Selon des rapports récents, ces armes passent par des circuits clandestins bien organisés, notamment des conteneurs maritimes et des ports mal surveillés, pour atteindre Port-au-Prince, puis être distribuées aux gangs armés qui contrôlent une grande partie du territoire haïtien. En dépit des efforts du gouvernement américain pour intercepter ces cargaisons, les réseaux criminels parviennent à exploiter des failles dans le système de contrôle des exportations.

La lettre mentionne également l’inefficacité de certaines mesures mises en place jusqu’à présent, telles que les programmes de coopération entre les forces de l’ordre américaines et haïtiennes, qui n’ont pas réussi à enrayer la vague d’exportation d’armes illégales. Le marché noir des armes en Haïti, selon des sources proches des autorités locales, est en pleine expansion. Le prix d’un fusil d’assaut, qui peut être acheté pour quelques centaines de dollars aux États-Unis, atteint souvent plusieurs milliers de dollars une fois qu’il arrive sur le sol haïtien. Ces profits exorbitants continuent de motiver les trafiquants à contourner les lois en vigueur.

Depuis l’assassinat du président Jovenel Moïse en juillet 2021, Haïti est plongé dans une spirale de violence qui semble inextricable. Les gangs armés, devenus des acteurs centraux dans la gestion de nombreuses régions du pays, se sont multipliés et renforcés, principalement grâce à l’accès illimité à des armes puissantes. Aujourd’hui, près de 200 gangs sont recensés à travers le pays, dont la plupart contrôlent des zones stratégiques de la capitale et des villes environnantes, rendant pratiquement impossible tout déplacement en dehors de certains quartiers sécurisés.

Les parlementaires américains, dans leur lettre, citent plusieurs rapports des Nations Unies et d’organisations locales, qui estiment que les gangs armés en Haïti comptent des milliers de membres lourdement armés, surpassant largement en nombre et en puissance la Police nationale haïtienne (PNH), qui peine à contenir la violence.

« La police haïtienne est désespérément sous-équipée et sous-financée, ce qui laisse le champ libre aux gangs pour imposer leur loi dans de vastes zones du pays », dénoncent les parlementaires.

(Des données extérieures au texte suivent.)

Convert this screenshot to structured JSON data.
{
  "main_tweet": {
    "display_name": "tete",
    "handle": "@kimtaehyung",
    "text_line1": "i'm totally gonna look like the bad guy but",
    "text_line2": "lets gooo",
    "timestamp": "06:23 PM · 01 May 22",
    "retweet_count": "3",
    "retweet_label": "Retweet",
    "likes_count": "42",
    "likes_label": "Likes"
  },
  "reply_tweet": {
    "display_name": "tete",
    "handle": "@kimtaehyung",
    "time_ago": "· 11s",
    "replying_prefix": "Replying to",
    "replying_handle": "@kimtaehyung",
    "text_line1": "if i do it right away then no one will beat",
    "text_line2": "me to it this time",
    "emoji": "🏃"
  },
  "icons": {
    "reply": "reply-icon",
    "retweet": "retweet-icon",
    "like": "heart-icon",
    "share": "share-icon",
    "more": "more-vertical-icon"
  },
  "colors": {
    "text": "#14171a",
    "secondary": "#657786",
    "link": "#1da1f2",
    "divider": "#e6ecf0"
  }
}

En conséquence, la population haïtienne est prise en otage par des actes de violence qui se manifestent sous diverses formes, allant des kidnappings aux exécutions sommaires.

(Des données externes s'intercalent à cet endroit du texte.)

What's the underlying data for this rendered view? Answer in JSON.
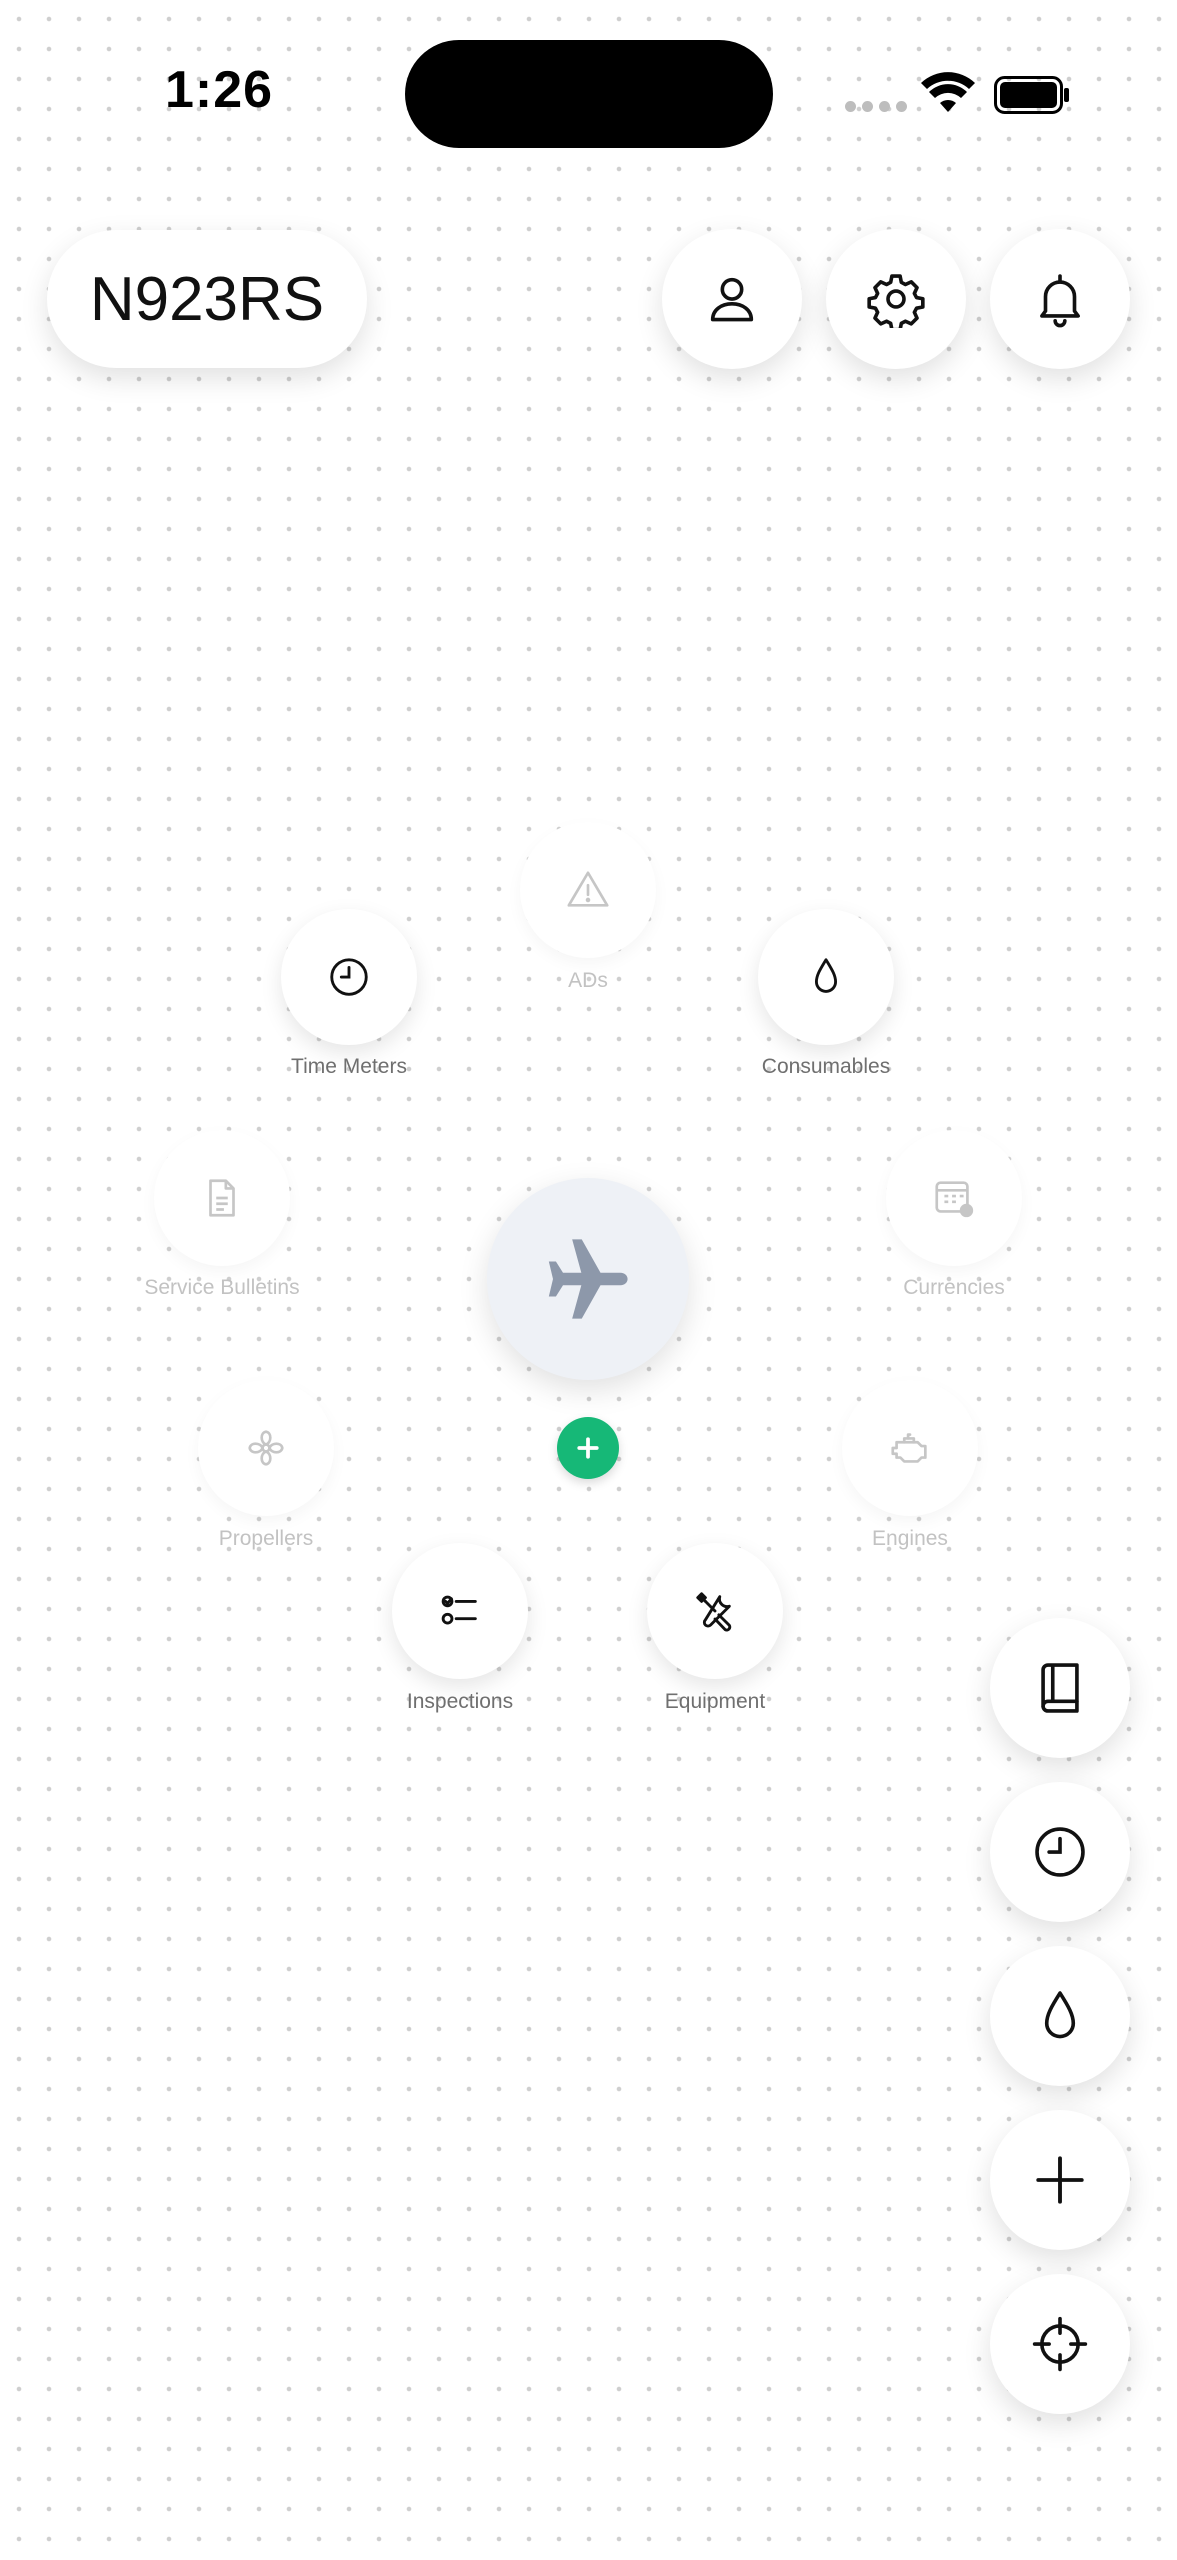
{
  "status_bar": {
    "time": "1:26"
  },
  "header": {
    "tail_number": "N923RS"
  },
  "top_actions": [
    {
      "name": "profile",
      "icon": "user-icon"
    },
    {
      "name": "settings",
      "icon": "gear-icon"
    },
    {
      "name": "notifications",
      "icon": "bell-icon"
    }
  ],
  "hub": {
    "icon": "airplane-icon",
    "add_icon": "plus-icon",
    "accent": "#16b877"
  },
  "nodes": {
    "ads": {
      "label": "ADs",
      "icon": "warning-icon",
      "active": false
    },
    "time_meters": {
      "label": "Time Meters",
      "icon": "clock-icon",
      "active": true
    },
    "consumables": {
      "label": "Consumables",
      "icon": "drop-icon",
      "active": true
    },
    "service_bulletins": {
      "label": "Service Bulletins",
      "icon": "document-icon",
      "active": false
    },
    "currencies": {
      "label": "Currencies",
      "icon": "calendar-icon",
      "active": false
    },
    "propellers": {
      "label": "Propellers",
      "icon": "fan-icon",
      "active": false
    },
    "engines": {
      "label": "Engines",
      "icon": "engine-icon",
      "active": false
    },
    "inspections": {
      "label": "Inspections",
      "icon": "checklist-icon",
      "active": true
    },
    "equipment": {
      "label": "Equipment",
      "icon": "tools-icon",
      "active": true
    }
  },
  "side_actions": [
    {
      "name": "logbook",
      "icon": "book-icon"
    },
    {
      "name": "time",
      "icon": "clock-icon"
    },
    {
      "name": "fuel",
      "icon": "drop-icon"
    },
    {
      "name": "add",
      "icon": "plus-icon"
    },
    {
      "name": "locate",
      "icon": "crosshair-icon"
    }
  ]
}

Les chiffres sont alarmants : en 2023 seulement, plus de 2 000 personnes ont été tuées dans des affrontements liés aux gangs et aux violences armées. Plus de 360 000 personnes ont été déplacées à l’intérieur du pays, fuyant les zones de conflit pour se réfugier dans des quartiers relativement plus sûrs ou même dans des camps de fortune, où les conditions de vie sont extrêmement précaires.

Cette crise humanitaire se conjugue à une crise sécuritaire qui pousse chaque jour de plus en plus de citoyens haïtiens à risquer leur vie en tentant de fuir le pays, souvent par la mer, pour chercher refuge dans les pays voisins, notamment aux États-Unis, en République dominicaine ou aux Bahamas.

Face à cette situation alarmante, les parlementaires américains réclament une révision en profondeur des politiques actuelles en matière de contrôle du trafic d’armes. Ils proposent notamment d’accroître les ressources allouées aux agences américaines responsables de l’interception des cargaisons d’armes à destination d’Haïti, mais aussi de renforcer la coopération avec les autorités portuaires des pays voisins, tels que la République dominicaine, pour prévenir l’entrée d’armes sur l’île par d’autres routes.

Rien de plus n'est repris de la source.